Always look at your available cash first. Many people only look at how much potential revenue you can get, but never thought the liquidation problem. Once you bought it, you may never being able to re-sell it. So, only put the money you don’t need on your collections. Don’t look for something famous, it would already very expensive. And most important, only keep the bottles you like, don’t spend your money on something you hate, even you can benefit from it.
Do you think collectors should get worried about fake bottles?
Yes, of course, you certainly don’t want to get fake bottles. I think the only way to avoid it is to buy from reliable source. Always use your common sense, if you feel something not right, then stop immediately.
Do you think eBay (or any other auctions website) is a good thing?
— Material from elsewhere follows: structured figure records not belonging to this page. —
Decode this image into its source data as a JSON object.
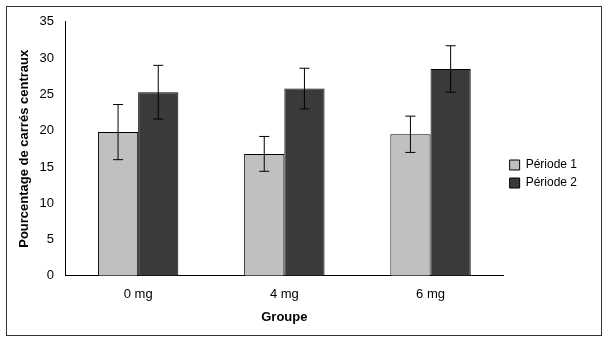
{
  "chart_data": {
    "type": "bar",
    "categories": [
      "0 mg",
      "4 mg",
      "6 mg"
    ],
    "series": [
      {
        "name": "Période 1",
        "color": "#c0c0c0",
        "values": [
          19.8,
          16.8,
          19.5
        ],
        "errors": [
          3.8,
          2.4,
          2.5
        ]
      },
      {
        "name": "Période 2",
        "color": "#3a3a3a",
        "values": [
          25.3,
          25.8,
          28.5
        ],
        "errors": [
          3.7,
          2.8,
          3.2
        ]
      }
    ],
    "x_label": "Groupe",
    "y_label": "Pourcentage de carrés centraux",
    "ylim": [
      0,
      35
    ],
    "yticks": [
      0,
      5,
      10,
      15,
      20,
      25,
      30,
      35
    ],
    "grid": false,
    "legend": "right"
  }
}
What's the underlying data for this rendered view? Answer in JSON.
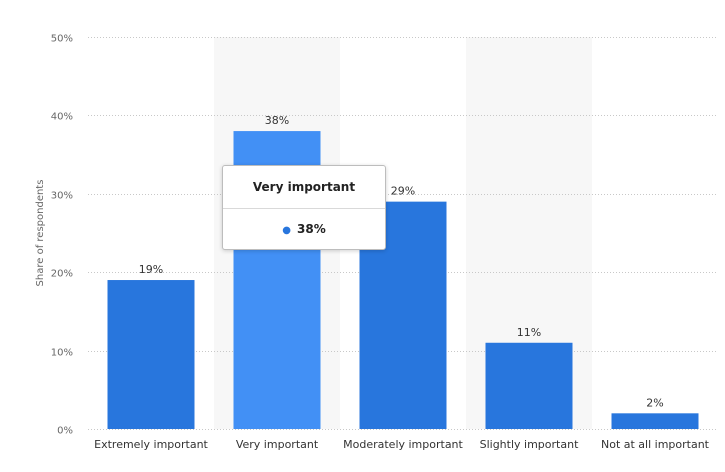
{
  "chart_data": {
    "type": "bar",
    "categories": [
      "Extremely important",
      "Very important",
      "Moderately important",
      "Slightly important",
      "Not at all important"
    ],
    "values": [
      19,
      38,
      29,
      11,
      2
    ],
    "value_labels": [
      "19%",
      "38%",
      "29%",
      "11%",
      "2%"
    ],
    "ylabel": "Share of respondents",
    "ylim": [
      0,
      50
    ],
    "yticks": [
      0,
      10,
      20,
      30,
      40,
      50
    ],
    "ytick_labels": [
      "0%",
      "10%",
      "20%",
      "30%",
      "40%",
      "50%"
    ],
    "grid": true,
    "legend": "none",
    "highlighted_index": 1,
    "colors": {
      "bar": "#2876dd",
      "bar_highlight": "#4290f5",
      "hover_band": "#f7f7f7"
    }
  },
  "tooltip": {
    "title": "Very important",
    "value": "38%"
  }
}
I don’t trust eBay. But things may change. Whiskyauction at the other hand has better knowledge to help prevent fake bottles. But I think price there is way too high, the only positive thing is you can really find some famous rare bottles.
Did you ever regret having started a collection?
Yes, thinking all the time that I’ve put too much money on it. Honestly. Just can’t help.
Can you add a few words about each of the 6 ‘special’ bottles you chose:
- Bruichladdich Academy bottle: only students attend it can get one.
- Smoking Islay for Taiwan SMWA, our first club bottling from a very medical Islay distillery, bottled direct from the cask at 59.7%.
- Balvenie Cask 191, Bottle No. 7, specially signed by David Stewart for me.
- Port Ellen Maltings 21yo, for staff only bottle to celebrate 25 year anniversary of the PE Malting, signed by Charles MacLean.
- Hazelwood 105, first OB release of Kininvie, a gift from my friend Kevin Fong.
- Balvenie Vintage Cask 1951, only 6 bottles released.
Please don’t hesitate to add anything you feel is important, I can always write the questions later ;-)…
Always take a look at any unfamiliar whisky shops(especially old and dirty ones), maybe you’ll come across some rare bottles just by chance.